Can we define Embedded Agent like we define AIXI?
An embedded agent should be able to reason accurately about its own origins. But AIXI-style definitions via argmax create agents that, if they reason correctly about selection processes, should conclude they’re vanishingly unlikely to exist.
Consider an agent reasoning: “What kind of process could have produced me?” If the agent is literally the argmax of some simple scoring function, then the selection process must have enumerated all possible agents, evaluated f on each, and picked the maximum. This is physically unrealizable: it requires resources exceeding what’s available in the environment. So the agent concludes that it wasn’t generated by the argmax.
The following seems like sound reasoning for an embedded agent: “I am a messy physical system in a messy universe, generated by a messy process. It is unlikely that my behavior is a clean mathematical function generated by argmaxing another clean mathematical function.”

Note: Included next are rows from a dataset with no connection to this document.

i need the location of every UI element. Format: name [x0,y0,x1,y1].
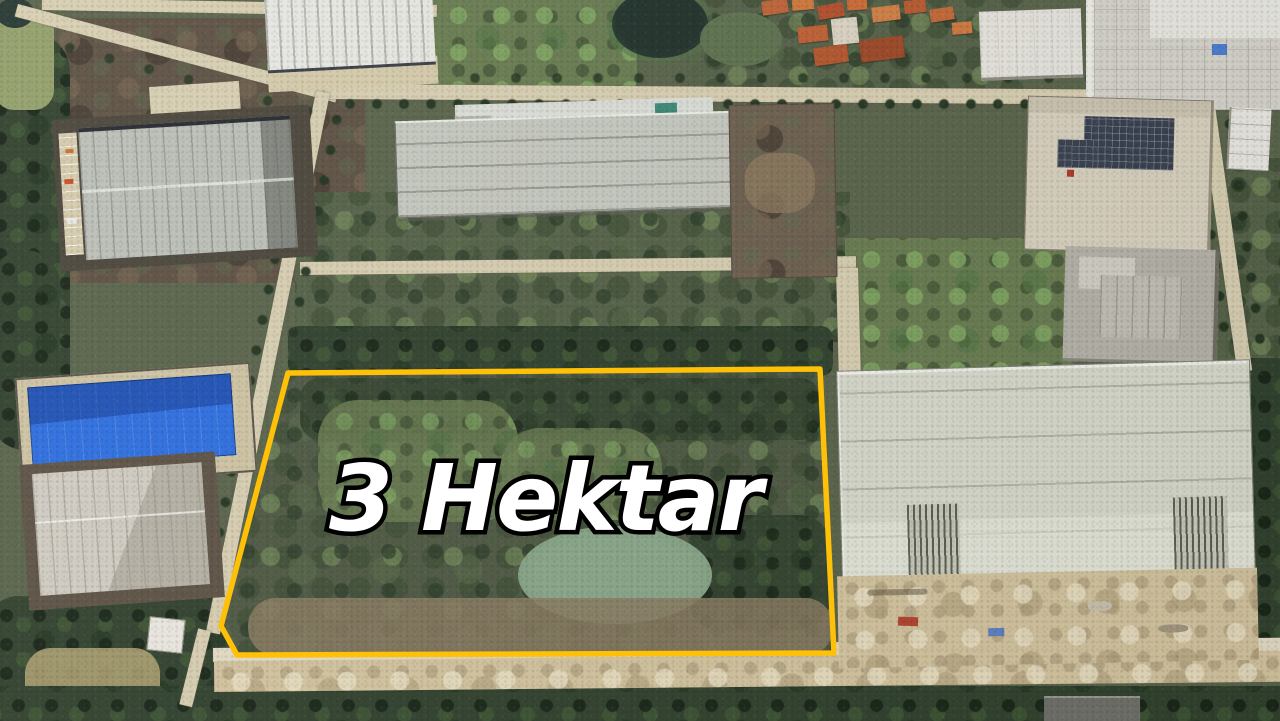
complex-white-section [1150,0,1280,38]
red-container [898,617,918,627]
village-courtyard [831,17,860,46]
aerial-satellite-image: 3 Hektar [0,0,1280,721]
warehouse-big-southeast [837,360,1255,586]
blue-tarp [1212,44,1227,55]
warehouse-gray-roof [32,462,210,596]
village-house [813,44,849,67]
material-pile [1088,601,1112,612]
building-gray-right [1063,246,1220,365]
material-pile [1158,624,1188,633]
warehouse-top-striped [264,0,436,73]
construction-yard [837,568,1259,669]
factory-top-strip [1029,97,1211,118]
rooftop-center-section [1099,275,1183,339]
building-white-topright-small [979,8,1083,81]
truck-red [64,179,73,185]
scrub-right-of-plot [845,238,1073,376]
loading-dock-east [1173,496,1229,571]
factory-solar [1024,96,1214,255]
plot-brown-strip [248,598,833,656]
village-house [903,0,926,14]
truck-white [67,219,77,225]
red-equipment-dot [1067,170,1074,177]
dirt-light-patch [744,152,815,213]
blue-container [988,628,1004,636]
plot-area-label: 3 Hektar [322,448,768,578]
village-house [847,0,868,11]
truck-orange [65,149,73,153]
village-house [952,21,973,35]
building-white-right-edge [1226,107,1271,171]
warehouse-gray-apron [19,451,225,610]
village-house [797,24,829,43]
complex-topright [1086,0,1280,110]
building-bottom-right [1044,696,1140,721]
warehouse-topleft [52,104,319,271]
village-houses [752,0,1012,76]
debris-row [867,589,927,596]
village-house [929,6,955,23]
village-house-large [859,35,905,62]
warehouse-central [395,111,740,219]
village-house [871,4,901,22]
cleared-plot-brown [728,103,837,279]
village-house [792,0,815,11]
solar-panel-array-small [1057,139,1098,168]
tree-row-above-plot [288,326,833,376]
village-house [761,0,789,16]
loading-dock-west [907,503,961,578]
white-shed [146,616,185,654]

Yet for Embedded-AIXI defined via argmax, this reasoning is fallacious. This is a very handwavy obstacle for expecting an AIXI-style definition of embedded agency.

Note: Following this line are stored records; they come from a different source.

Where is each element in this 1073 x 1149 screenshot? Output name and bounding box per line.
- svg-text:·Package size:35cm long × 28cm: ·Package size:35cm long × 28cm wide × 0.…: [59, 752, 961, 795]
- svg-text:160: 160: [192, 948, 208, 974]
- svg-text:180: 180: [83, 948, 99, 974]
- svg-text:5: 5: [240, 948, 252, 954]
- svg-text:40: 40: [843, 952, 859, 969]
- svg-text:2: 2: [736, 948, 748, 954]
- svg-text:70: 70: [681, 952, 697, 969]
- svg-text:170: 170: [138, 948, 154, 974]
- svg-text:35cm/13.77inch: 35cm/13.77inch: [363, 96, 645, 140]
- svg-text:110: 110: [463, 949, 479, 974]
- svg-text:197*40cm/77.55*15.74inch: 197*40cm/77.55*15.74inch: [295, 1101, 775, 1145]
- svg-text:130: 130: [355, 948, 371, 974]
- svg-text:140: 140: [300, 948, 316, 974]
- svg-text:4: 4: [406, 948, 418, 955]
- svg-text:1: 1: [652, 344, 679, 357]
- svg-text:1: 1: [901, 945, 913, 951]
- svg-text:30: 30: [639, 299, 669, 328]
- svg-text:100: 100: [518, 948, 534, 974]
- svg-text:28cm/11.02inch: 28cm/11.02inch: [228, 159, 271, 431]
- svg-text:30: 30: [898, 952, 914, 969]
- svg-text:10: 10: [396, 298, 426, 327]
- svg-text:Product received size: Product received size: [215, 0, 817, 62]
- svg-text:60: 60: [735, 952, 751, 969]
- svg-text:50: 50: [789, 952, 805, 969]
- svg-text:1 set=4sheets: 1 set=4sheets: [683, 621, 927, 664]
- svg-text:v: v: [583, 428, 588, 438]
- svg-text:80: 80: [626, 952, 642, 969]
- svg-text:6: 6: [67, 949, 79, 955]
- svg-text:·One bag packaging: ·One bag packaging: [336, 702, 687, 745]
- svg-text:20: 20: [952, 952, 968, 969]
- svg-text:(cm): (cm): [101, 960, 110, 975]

Another gloss: we can’t define what it means for an embedded agent to be “ideal” because embedded agents are messy physical systems, and messy physical systems are never ideal. At most they’re “good enough”. So we should only hope to define when an embedded agent is good enough. Moreover, such agents must be generated by a physically realistic selection process.
This motivates Wentworth’s (mostly abandoned) project of Selection Theorems, i.e. studying physically realistic generators of good enough embedded agents.
By AIXI-style I mean: we have some space of agents X, a real-valued scoring function f on X, and define the ideal agent as the argmax of f.
This is the invalid step of reasoning, because for AIXI agents, the environment is allowed to have unlimited resources/be very complicated by construction, and you can have environments which do allow you to do the literal search procedure.
This is why AIXI is usually considered in an unbounded setting, where we give AIXI unlimited resources for memory and time like a Universal Turing Machine, and is given certain oracular powers to make it possible to actually use AIXI to do inference or planning.
You underestimate how complicated and resource-rich environments are allowed to be.
This is very dependent on what the rules of the environment are, and embedded agents can be ideal in certain environments.
Thus some kind of theory vs. instantiation distinction is necessary. An embedded agent can think about pi using a biological brain based on chemical signaling. A physical calculator instantiates abstract arithmetic. A convergent move in decision theory around embedded agency seems to be that the agent must be fundamentally an abstract computation thing outside of the world, while what’s embedded is some sort of messy instance approximation/reasoning system that attempts to convey abstract agent’s influence upon the environment.
The abstract agent must remain sufficiently legible for the world to contain things that are able to usefully reason about it and convey its decisions, this is one issue with literal Solomonoff induction. But for some ideal argmax decision maker, it’s still possible for the messy in-world instances to reason about what would approximate it better.